Titled 'Vistra 2020: The Uncertainty Principal', the report has highlighted the collective impact of major events involving global geopolitics, technology and regulation. Now in its seventh year, the annual report invited respondents from a wide range of industry segments to share their experiences and views to shine a light on the current state of the industry and its future.
The Vistra 2020 survey had almost 600 respondents, close to double the number of participants from previous years, and from a wider geographical span. Globalisation, privacy and technology, and the uncertainty surrounding these factors, attracted significant attention in the Vistra 2020 report as a result of the major geopolitical, geostrategic and economic shifts the world has recently undergone.
Commenting on the key findings in the Vistra 2020 report, Jonathon Clifton, Group Managing Director of the Company Formation division of Vistra, said: "Significant shifts surrounding the industry have been witnessed globally, causing a feeling of consistency to give way to uncertainty. Globalisation has felt the effects of this considerably and is slightly under threat according to over 70% of respondents."

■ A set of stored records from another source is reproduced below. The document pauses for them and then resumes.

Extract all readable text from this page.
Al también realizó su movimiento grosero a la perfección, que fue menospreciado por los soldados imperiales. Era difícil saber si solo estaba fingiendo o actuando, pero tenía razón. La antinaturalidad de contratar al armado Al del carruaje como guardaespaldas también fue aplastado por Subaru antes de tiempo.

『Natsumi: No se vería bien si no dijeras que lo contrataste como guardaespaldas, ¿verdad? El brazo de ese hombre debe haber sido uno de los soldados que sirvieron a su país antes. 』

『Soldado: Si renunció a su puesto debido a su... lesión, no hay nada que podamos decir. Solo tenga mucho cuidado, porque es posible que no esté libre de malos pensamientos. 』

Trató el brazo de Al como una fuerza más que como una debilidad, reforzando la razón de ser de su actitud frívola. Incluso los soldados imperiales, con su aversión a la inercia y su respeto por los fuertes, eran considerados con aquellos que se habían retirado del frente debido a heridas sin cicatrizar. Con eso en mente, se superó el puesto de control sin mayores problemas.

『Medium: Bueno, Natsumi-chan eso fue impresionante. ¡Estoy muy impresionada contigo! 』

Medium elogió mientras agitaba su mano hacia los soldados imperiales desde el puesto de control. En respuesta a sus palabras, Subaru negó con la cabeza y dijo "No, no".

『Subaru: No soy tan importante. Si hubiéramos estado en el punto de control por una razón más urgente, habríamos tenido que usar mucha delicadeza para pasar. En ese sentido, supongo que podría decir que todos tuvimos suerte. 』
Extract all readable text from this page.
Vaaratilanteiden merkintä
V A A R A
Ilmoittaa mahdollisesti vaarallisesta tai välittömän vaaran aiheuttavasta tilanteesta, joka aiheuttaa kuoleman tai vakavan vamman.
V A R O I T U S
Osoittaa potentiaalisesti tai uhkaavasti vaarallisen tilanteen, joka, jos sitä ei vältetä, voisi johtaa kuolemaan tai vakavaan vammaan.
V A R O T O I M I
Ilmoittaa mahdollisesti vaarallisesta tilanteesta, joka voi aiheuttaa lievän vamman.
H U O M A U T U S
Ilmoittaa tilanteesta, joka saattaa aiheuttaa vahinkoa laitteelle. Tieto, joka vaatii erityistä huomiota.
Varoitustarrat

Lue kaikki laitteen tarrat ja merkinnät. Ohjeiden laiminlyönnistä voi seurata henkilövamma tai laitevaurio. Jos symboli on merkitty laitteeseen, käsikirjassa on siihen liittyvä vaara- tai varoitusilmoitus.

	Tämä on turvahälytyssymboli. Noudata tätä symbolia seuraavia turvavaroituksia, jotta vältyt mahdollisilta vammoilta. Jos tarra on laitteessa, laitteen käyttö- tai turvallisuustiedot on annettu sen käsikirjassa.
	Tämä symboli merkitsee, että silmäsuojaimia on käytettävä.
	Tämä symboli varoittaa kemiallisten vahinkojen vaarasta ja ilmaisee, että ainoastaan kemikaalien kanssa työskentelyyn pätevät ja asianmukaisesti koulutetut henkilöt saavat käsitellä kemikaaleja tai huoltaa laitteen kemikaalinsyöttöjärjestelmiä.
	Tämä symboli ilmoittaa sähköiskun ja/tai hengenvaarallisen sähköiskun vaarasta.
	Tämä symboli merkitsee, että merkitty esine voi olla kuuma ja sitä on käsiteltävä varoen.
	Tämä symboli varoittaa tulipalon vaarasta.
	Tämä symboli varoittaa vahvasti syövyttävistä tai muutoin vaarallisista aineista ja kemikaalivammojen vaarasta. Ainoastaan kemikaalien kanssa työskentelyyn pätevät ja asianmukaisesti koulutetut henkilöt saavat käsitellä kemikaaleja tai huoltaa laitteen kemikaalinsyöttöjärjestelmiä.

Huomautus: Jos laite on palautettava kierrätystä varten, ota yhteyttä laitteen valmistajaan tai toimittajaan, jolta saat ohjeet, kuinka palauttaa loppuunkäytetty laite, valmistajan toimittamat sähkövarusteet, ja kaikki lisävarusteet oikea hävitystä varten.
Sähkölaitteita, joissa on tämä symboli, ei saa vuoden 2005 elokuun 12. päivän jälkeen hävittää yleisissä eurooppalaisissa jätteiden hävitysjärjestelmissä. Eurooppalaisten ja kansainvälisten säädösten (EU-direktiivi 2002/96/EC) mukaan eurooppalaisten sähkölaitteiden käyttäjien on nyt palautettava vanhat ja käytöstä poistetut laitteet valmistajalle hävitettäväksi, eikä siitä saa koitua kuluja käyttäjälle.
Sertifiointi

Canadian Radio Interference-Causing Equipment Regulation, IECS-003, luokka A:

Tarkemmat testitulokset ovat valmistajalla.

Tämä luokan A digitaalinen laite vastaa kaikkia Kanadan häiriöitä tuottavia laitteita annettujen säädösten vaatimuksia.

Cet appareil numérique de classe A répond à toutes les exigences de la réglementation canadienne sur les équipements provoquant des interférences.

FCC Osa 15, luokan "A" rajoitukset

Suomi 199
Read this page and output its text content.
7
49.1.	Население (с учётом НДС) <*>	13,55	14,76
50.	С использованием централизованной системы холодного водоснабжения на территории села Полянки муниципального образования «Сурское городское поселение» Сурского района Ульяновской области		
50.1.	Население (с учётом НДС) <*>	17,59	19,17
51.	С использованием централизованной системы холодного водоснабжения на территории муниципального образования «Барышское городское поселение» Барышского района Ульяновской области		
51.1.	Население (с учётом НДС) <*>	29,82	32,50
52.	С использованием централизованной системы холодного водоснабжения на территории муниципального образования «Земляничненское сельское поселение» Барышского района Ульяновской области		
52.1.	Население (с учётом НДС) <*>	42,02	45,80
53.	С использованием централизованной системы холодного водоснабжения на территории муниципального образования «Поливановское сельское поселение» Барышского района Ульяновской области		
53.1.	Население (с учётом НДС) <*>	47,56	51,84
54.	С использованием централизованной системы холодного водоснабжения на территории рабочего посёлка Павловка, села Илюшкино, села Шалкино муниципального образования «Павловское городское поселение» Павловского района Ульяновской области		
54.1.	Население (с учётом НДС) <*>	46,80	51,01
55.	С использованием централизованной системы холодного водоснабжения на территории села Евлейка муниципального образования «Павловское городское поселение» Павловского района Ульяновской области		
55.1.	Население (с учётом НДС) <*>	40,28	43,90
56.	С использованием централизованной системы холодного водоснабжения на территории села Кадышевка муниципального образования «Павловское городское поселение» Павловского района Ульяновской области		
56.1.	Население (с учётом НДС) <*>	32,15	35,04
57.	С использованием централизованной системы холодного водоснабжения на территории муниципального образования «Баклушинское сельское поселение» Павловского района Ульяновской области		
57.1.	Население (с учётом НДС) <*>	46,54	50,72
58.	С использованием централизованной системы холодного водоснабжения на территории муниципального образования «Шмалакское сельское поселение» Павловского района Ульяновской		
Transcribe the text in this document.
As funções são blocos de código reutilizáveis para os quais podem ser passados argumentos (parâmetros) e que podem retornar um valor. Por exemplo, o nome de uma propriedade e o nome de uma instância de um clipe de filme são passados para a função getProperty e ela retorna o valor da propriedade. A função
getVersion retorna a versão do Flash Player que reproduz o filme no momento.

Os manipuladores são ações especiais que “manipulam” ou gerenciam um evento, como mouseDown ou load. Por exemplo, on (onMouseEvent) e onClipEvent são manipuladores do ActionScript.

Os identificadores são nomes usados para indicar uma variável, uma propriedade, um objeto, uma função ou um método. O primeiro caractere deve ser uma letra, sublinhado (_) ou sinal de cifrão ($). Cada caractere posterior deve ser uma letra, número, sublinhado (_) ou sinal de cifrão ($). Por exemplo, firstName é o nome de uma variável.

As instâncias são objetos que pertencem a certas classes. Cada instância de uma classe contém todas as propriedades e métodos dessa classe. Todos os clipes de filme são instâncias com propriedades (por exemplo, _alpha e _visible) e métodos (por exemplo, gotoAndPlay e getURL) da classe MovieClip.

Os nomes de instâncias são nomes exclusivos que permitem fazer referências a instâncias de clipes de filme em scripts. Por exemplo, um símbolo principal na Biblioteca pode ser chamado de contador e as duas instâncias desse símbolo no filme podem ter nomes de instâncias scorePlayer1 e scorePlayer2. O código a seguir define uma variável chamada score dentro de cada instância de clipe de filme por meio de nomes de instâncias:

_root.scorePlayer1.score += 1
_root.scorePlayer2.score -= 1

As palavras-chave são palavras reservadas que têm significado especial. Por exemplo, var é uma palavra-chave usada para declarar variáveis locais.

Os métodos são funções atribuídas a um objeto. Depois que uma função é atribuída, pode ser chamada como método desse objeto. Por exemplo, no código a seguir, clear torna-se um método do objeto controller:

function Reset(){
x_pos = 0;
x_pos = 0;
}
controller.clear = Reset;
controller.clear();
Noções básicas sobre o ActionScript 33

"Large-scale globalisation dates back to the late 19th century and has underpinned economic growth across the globe since this time. For globalisation to now be under threat inevitably unsettles the trust and corporate services industry, an industry that hinges on cross-border transactions and international supply chains, as well as free trade and investment."
The anti-globalisation sentiment has strengthened with time; the US election, Brexit and the popularity of political figures in Europe such as Geert Wilders and Marine Le Pen are all indicators of a retreat to more closed economies. The anti-globalisation sentiment not only threatens the industry, but could also lead to more regulations hindering cross-border flows.
Clifton added: "The requirement for increased regulation and transparency is sweeping across the industry. Dozens of countries will soon have to follow the Common Reporting Standard with several other regulatory changes already putting downward pressure on the industry. As new regulation is introduced with the intent to create complete transparency in the industry, we all experience an erosion of privacy. This brings into question whether privacy and transparency can co-exist, or must we forgo one to have the other in full force."
While the days when the industry could protect and assure client privacy are long gone, the report observed that privacy is still considered a leading business driver. Despite this, a systematic erosion of privacy in pursuit of tax gains is evolving across jurisdictions globally, and those who have managed to maintain a higher degree of privacy often garner suspicion.
As the regulatory environment becomes more complex, the industry has continued to become increasingly dependent on technology, the Vistra 2020 report found. Speaking on the effects of technology on the industry, Clifton said: "Technology is the dominant driver across all sectors. We experience the benefits of using it to assist with everything from business opportunities to regulation, allowing automatic exchanges of data. However, it is also technology that is now putting privacy at most risk. Close to 60% of respondents think that by 2020 technology will disrupt the industry with innovation that will lower costs and fundamentally change business models.
"The future is looking to be dominated by FinTech, Big Data and robotics. As innovation in automated technology begins to edge its way into the industry, privacy will continue to fade. More people seem to believe that privacy will be further eroded but are less perturbed by its potential impact. Perhaps they see revenue potential in embracing the inevitable and turning it to their advantage as a business driver."
Clifton said: "The industry has entered a new era, virtually unrecognisable from previous periods. Obstacles are presenting themselves, forcing us to look carefully at the advantages of transparency versus privacy whilst also questioning the uncertainty surrounding the future of globalisation. However, there are many other factors that will continue to contribute to the future of the industry, but whatever trends develop; we at Vistra will continue to conduct this research to stay abreast of the market."